The pledge by Chris Smith, the Secretary of State for Culture, Media and Sport, to allow free access for all by 2001 has been abandoned, apparently on financial grounds.
Arts insiders fear the retreat will renew pressure on Britain's flagship institutions such as the British Museum to introduce admission fees. "It is difficult for the non-chargers to resist pressures to charge if the Government isn't helping to fulfil its own policy. The charging culture remains," one said.
Chris Smith's original promise provided free access for children from April this year, for pensioners from next spring and for everyone from the year after that. But sources within the Department of Culture, Media and Sport (DCMS) have confirmed that, although agreement was reached on pensioners and children, extending the policy further was "too complicated".
Mr Smith extracted around pounds 100m extra from the Treasury to help the museums and galleries over three years. A sum of pounds 30m was put aside for 2001, but several demands are being made on that cash. These include extra support for the Royal Armouries in Leeds, which has serious financial problems, and for the new Tate Gallery of Modern Art, which is due to open at Bankside in London in May.
In addition, some museum trustees have opposed universal free admission because of the financial impact. The extra cash for museums was supposed to compensate for the loss of admission charge revenue.
Further problems have been caused because institutions that do not charge at present would face a double blow: under British tax law, they would lose the right to reclaim VAT on running costs and capital projects, such as the Victoria and Albert Museum's planned Spiral extension.
David Barrie, director of the National Art Collections Fund (NACF) which campaigned for free admission, said the Government should come clean if universal access was not going to be possible. But if it did, he said he would be very disappointed. "The NACF passionately believes that the great national collections serve the whole population and preserving the principle of free admission is terrifically important."
The pledge applied to national institutions, such as the British Museum, where charges had been threatened, the National Gallery and the Natural History Museum, which are directly funded by the DCMS. Thousands of museums and galleries in the regions face financial crisis, but most of them are under local authority control.

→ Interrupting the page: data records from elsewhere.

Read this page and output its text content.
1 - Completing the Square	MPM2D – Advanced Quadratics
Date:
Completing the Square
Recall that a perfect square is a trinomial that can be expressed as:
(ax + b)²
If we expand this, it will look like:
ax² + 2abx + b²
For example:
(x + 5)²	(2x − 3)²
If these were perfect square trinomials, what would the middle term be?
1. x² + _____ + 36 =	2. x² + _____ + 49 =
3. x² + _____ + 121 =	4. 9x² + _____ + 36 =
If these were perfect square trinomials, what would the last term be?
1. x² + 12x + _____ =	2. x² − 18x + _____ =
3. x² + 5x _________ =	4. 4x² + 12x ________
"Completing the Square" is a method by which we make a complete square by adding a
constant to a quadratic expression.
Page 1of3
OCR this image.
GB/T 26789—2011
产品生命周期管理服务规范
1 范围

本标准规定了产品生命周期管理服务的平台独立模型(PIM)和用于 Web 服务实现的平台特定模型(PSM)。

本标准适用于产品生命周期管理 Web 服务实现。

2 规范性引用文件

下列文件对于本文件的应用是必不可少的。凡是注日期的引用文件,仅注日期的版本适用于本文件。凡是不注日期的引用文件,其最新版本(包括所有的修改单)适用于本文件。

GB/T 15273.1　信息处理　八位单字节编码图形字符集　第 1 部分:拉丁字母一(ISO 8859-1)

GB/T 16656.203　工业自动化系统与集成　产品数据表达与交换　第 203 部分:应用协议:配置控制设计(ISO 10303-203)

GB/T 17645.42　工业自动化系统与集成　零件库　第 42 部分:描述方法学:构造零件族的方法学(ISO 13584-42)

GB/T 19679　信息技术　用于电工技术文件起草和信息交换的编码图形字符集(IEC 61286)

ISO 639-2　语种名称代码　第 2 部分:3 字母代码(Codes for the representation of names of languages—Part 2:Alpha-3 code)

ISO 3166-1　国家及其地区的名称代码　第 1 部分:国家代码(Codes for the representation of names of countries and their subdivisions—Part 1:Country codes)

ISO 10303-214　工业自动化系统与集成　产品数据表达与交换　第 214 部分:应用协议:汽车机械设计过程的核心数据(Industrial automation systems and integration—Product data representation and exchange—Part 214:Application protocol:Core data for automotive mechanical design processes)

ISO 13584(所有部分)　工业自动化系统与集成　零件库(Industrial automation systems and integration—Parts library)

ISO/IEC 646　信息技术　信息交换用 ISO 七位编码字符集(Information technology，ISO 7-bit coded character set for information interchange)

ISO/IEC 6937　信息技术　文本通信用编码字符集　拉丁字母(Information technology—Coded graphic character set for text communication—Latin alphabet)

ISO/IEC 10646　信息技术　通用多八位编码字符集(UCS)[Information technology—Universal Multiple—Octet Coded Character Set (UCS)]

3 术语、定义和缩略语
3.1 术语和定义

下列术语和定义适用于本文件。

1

Chris Smith has proclaimed free admission for children an enormous success with a 22 per cent increase in visits. But in a speech last month, he pulled back from the universal free admission commitment saying only "still wider access provision will be made" in 2001.
Some arts organisations are angry that responsibility for the policy is being thrown back to trustees. "With some exceptions, most of them want free admission but they need the Government to make it possible financially," one insider said.
Sir Nicholas Serota, director of the Tate, said his trustees had always supported the principle of free admission and wanted to see it extended to the Bankside gallery. "I think it was a fairly clear commitment from an incoming government that they wanted to see universal free admission and, in particular, from this secretary of state."
A DCMS spokesman said the intention remained but it was too early to say whether there would be some charges. Discussions were under way. "Some of the museums and galleries won't want free admission. We can't compel them," he said.